Movimento
La mitad de las cosas que sentía cambiaron al abrir los ojos
la mañana de tranquilidad póstuma a la tormenta; no sentía dolor alguno y aun
así una sensación extraña le mandaba corrientazos paulatinos desde el cuero
cabelludo hasta el ombligo. Todo seguía igual, no le faltaba ninguna parte del
cuerpo, su aspecto, a excepción de las ojeras seguía exactamente igual; la
gente se levantaba, comía, caminaba y seguía sin siquiera percatarse de lo que
había sucedido.
La verdad es que esperaba encontrarse con un mundo oscuro
que llorara su pérdida, intentaba pintar el paisaje de gris por completo y
reflejar en el rostro de cada ser humano la tristeza y la humillación que
sentía.
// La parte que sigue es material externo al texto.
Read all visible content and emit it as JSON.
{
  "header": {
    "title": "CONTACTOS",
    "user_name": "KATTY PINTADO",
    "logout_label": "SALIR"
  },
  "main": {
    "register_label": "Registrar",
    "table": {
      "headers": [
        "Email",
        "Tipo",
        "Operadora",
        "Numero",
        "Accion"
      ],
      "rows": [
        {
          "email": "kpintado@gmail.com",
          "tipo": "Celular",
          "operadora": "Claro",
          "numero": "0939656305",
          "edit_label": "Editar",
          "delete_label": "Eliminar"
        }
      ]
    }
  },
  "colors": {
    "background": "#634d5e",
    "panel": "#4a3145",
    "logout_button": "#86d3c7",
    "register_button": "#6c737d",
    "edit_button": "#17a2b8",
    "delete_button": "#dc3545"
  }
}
Intentaba, sin ningún efecto, imaginarse cómo los edificios de concreto
caían lentamente al vacío mientras los autos se detenían por completo frente a
la avalancha de nostalgia que cargaba en la espalda.
Pero así no fue, el sol siguió saliendo y detrás de él la
luna y las estrellas. Todo seguía ahí, como una mofa insulsa y persistente; todos
estaban, menos ella, menos él. Llevaba la procesión por dentro y sentía como
detrás de las costillas mil pasos iban aplastando hora tras hora cada una de
sus ganas de seguir, cada sonrisa, cada esfuerzo, cada aliento que tercamente
quería levantarlo. Se sentía débil, movible, líquido y absolutamente desubicado;
había saltado a un vacío sin conocer las causas ni las consecuencias y ahora no
entendía ni cómo ni por qué la realidad se desvanecía poco a poco ante sus ojos.
Seguramente eso fue lo más complejo, lo más duro y cruel. La
dualidad latente entre un mundo inquebrantable que continúa y un alma casi
muerta que se apega a recuerdos disolubles y cortantes, recuerdos, que con el
paso del tiempo se van despegando del espacio, de la realidad; se van
convirtiendo en anhelos míticos sin precedente, en cadenas pesadas para la
mente, para los párpados, y para todo aquello que viene después del fin.
No murió a pesar de las horas en vela, del sudor constante y
las venas manchadas. No pudo detenerse entre una brisa eterna ni se mantuvo
estático en las inmanentes manecillas del reloj. Entendió, al abrir los ojos
mucho tiempo después, la metáfora del
movimiento, y se acercó a la ventana listo, ligero, habiendo dejado todo atrás.